The lease secured to Alexander was no lien on the property of the company for the payment of the rents of such of his houses and tenants as it might choose to use and occupy. Appellants lost their landlord's lien for the last year's rent, by failing to commence proceedings for more than four months after it became due. The company had possession of the personal property purchased from Alexander, under a contract of purchase, at the time the mortgage was executed to Elliott & Riggs. Their lien upon that property cannot therefore be successfully controverted.
Lindsay, for appellants.
Eaves, for appellees.
The supplemental agreement provides that the movable property purchased by the company should be valued, and a promissory note executed for the value, payable in five years, with interest. The time from which the interest was to run is not stated, but the natural presumption is that it should run from the date of the valuation. This was made in July, 1868, and interest is allowed from that date. If a note was executed providing differently, appellant should have filed it with their petition.

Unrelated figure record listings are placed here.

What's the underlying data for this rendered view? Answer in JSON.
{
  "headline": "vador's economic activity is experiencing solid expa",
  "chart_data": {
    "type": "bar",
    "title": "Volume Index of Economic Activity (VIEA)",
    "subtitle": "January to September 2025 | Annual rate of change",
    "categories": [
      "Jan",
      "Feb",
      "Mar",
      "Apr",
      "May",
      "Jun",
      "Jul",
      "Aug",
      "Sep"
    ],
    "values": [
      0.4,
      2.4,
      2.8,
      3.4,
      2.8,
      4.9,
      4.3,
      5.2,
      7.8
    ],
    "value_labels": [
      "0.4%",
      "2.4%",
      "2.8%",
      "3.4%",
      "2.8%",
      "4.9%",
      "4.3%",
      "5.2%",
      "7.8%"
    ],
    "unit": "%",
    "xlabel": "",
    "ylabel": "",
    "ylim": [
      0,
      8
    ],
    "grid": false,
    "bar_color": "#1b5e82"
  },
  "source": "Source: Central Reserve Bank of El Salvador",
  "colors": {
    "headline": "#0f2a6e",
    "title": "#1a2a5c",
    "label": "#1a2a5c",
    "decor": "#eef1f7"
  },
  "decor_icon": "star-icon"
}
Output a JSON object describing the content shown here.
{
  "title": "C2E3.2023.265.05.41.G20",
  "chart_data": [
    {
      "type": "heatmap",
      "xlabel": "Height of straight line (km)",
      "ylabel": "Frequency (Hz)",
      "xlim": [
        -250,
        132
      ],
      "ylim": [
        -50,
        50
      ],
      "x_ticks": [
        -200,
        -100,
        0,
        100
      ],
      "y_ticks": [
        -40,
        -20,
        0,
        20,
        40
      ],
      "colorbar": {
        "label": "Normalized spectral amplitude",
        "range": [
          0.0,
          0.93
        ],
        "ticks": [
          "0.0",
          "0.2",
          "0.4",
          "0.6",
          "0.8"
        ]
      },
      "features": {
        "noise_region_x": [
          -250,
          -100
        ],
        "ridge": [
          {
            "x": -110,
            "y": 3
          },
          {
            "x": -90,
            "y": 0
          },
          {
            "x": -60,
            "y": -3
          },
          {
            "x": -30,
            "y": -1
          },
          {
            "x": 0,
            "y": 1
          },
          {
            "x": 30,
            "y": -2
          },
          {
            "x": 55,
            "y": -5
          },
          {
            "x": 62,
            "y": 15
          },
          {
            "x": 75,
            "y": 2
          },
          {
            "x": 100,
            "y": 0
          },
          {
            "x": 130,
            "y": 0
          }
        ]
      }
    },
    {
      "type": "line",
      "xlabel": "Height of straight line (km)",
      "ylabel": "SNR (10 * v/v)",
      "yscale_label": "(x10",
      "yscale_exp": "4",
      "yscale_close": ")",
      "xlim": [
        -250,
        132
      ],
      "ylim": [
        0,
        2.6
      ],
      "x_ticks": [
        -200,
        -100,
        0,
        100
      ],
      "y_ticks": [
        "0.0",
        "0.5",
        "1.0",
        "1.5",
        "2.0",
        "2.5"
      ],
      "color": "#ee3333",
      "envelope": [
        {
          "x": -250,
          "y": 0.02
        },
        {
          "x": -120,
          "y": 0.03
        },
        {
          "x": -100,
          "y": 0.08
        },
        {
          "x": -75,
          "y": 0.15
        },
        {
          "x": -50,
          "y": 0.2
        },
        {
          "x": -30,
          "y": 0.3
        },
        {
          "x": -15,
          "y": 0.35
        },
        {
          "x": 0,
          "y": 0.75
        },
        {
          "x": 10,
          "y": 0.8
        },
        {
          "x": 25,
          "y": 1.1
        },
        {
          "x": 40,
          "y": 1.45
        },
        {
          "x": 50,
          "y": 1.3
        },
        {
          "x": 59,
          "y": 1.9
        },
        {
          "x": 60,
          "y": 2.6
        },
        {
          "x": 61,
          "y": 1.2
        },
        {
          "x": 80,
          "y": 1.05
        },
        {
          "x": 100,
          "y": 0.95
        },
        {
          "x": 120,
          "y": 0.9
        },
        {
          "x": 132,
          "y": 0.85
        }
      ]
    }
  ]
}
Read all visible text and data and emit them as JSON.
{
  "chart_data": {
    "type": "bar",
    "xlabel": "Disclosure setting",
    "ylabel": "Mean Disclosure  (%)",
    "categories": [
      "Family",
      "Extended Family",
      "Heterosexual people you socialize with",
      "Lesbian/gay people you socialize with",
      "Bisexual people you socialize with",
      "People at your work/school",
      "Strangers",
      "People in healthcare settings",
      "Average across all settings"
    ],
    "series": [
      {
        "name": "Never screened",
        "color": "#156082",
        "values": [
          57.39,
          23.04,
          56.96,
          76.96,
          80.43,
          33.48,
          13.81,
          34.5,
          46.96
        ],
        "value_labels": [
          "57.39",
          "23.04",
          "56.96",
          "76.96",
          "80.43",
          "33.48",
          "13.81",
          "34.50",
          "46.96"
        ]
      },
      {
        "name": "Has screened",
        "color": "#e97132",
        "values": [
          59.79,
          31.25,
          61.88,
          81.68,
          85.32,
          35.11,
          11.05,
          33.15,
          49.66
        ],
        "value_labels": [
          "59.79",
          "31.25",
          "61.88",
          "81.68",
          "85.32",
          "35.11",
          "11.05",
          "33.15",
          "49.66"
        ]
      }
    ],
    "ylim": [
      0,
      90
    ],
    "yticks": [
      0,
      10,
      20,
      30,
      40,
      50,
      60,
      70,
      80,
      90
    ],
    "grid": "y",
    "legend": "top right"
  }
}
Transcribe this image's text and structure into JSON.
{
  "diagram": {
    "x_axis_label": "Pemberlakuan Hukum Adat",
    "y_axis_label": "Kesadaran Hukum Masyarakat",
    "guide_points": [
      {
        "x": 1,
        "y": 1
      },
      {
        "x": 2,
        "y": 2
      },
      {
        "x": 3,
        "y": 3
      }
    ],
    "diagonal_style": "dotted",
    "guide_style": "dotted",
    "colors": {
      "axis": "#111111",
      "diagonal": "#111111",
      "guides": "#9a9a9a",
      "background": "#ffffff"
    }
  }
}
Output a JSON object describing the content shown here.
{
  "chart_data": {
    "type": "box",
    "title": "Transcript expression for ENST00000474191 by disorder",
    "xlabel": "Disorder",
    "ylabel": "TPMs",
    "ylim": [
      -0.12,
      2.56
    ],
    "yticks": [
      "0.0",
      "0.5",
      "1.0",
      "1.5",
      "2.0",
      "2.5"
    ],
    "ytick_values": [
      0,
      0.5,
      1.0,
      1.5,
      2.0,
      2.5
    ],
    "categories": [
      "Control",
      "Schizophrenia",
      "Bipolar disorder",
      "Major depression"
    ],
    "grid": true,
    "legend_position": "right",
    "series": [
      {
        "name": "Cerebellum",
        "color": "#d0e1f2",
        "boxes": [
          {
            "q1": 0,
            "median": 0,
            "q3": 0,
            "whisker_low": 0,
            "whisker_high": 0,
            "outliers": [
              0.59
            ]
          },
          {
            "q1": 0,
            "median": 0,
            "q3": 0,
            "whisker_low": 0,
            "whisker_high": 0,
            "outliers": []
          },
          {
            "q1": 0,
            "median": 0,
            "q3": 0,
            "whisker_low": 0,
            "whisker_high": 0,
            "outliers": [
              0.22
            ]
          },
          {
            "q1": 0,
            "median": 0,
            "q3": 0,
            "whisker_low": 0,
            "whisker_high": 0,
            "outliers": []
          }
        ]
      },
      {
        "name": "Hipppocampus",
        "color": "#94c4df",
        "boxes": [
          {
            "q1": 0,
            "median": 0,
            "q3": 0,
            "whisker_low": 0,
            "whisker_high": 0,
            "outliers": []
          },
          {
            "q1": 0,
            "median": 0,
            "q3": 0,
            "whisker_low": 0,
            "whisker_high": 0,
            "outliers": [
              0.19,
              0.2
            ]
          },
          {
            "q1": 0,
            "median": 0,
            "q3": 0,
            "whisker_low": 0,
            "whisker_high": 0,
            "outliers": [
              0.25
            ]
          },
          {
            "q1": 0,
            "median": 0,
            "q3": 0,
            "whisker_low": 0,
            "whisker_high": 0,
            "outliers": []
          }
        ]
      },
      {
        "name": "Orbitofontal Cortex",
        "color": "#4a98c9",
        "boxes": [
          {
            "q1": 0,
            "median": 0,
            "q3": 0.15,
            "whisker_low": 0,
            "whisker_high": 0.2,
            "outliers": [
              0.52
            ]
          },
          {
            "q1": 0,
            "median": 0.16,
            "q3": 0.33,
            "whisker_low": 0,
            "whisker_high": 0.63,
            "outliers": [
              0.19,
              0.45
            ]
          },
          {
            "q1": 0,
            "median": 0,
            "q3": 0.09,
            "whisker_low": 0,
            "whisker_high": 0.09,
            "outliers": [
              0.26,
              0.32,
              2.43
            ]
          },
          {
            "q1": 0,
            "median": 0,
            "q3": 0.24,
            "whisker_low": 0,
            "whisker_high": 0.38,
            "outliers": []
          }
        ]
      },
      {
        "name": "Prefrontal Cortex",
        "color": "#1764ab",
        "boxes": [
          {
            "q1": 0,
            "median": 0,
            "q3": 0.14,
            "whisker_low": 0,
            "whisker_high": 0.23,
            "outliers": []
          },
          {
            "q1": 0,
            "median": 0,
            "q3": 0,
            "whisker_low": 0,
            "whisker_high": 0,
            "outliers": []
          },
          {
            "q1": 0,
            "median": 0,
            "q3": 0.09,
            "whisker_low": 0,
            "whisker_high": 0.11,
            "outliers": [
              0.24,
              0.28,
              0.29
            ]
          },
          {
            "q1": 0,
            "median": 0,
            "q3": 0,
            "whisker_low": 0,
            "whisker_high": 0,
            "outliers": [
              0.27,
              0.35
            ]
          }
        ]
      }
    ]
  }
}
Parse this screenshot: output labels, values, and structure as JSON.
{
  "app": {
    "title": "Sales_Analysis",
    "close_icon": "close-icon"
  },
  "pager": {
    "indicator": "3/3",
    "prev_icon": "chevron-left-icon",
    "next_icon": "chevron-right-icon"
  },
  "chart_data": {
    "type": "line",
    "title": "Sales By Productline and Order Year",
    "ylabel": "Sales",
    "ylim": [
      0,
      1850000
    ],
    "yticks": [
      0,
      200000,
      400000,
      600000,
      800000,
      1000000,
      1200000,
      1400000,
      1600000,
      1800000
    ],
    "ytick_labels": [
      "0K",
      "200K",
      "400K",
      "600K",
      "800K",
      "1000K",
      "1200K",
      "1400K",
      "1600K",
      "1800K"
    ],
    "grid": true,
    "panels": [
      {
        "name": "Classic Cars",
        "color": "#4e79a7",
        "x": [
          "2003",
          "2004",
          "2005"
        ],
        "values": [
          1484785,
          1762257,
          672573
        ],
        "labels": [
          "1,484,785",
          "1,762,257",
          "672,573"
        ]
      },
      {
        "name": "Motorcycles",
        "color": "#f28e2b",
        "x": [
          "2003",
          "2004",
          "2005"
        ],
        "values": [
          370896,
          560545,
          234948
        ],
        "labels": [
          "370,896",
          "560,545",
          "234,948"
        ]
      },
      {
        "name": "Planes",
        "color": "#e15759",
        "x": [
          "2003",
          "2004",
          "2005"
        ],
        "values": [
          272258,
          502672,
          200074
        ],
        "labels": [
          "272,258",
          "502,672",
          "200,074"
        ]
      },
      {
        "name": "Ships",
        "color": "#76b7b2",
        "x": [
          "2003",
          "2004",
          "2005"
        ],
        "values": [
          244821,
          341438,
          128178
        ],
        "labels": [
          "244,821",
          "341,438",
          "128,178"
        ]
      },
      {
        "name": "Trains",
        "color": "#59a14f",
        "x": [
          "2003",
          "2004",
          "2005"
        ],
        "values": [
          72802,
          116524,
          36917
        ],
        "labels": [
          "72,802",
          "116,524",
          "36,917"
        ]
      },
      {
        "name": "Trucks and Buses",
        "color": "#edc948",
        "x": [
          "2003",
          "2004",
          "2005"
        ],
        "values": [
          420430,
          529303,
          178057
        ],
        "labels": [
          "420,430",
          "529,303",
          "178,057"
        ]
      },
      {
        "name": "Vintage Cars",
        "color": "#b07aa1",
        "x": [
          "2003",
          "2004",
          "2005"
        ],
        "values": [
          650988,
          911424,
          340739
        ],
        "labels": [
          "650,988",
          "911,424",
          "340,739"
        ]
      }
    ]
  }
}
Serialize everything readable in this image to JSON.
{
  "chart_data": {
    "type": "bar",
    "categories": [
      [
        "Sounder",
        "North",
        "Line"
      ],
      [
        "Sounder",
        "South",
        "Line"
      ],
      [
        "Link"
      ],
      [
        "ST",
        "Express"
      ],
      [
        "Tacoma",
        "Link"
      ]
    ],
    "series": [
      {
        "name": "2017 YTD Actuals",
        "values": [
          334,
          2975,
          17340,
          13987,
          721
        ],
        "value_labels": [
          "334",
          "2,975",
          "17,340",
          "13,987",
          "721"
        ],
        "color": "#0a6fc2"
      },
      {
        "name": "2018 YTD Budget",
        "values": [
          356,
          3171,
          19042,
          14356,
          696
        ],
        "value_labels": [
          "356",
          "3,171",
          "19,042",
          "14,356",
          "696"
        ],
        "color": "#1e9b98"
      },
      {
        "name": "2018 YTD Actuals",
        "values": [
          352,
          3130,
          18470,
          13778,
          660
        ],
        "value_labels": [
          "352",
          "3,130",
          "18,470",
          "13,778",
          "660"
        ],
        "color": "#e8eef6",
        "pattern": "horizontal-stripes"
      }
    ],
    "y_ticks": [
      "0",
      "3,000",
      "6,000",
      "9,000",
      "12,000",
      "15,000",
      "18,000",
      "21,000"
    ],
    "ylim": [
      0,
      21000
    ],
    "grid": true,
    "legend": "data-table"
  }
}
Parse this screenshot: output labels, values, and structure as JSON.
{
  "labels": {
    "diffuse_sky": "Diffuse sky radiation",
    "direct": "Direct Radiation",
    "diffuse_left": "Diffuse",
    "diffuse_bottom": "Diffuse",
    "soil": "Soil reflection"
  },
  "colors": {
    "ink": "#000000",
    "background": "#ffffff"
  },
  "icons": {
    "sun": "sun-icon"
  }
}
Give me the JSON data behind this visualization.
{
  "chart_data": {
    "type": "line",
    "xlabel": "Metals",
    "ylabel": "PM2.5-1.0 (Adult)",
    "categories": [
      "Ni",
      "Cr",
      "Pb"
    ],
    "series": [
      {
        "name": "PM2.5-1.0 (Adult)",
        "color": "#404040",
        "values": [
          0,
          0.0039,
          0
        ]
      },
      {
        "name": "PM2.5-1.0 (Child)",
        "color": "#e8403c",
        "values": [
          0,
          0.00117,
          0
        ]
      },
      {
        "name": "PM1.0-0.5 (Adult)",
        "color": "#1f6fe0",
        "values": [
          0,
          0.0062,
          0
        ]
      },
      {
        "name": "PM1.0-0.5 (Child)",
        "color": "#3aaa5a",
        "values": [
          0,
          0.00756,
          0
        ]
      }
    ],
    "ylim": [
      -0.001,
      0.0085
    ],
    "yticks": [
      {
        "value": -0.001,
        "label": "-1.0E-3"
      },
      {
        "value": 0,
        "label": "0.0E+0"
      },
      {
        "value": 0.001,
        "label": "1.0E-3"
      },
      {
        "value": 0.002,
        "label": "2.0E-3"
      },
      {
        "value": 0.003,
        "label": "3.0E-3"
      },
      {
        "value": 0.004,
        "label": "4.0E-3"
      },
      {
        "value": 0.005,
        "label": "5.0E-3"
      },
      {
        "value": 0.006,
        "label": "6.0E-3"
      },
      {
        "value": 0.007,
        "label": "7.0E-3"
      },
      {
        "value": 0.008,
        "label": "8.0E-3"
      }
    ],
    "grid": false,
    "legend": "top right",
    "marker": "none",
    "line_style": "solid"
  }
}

We perceive no error in the judgment of the court below. We appreciate the difficulties likely to result to appellants from the condition in which the judgment will leave the leased premises, but these difficulties result from the contract voluntarily entered into by their intestate, and from his failure to exercise the power possessed by him-, to direct the management of the corporation to which he executed the lease. The courts can not relieve against such hardships. Judgement affirmed.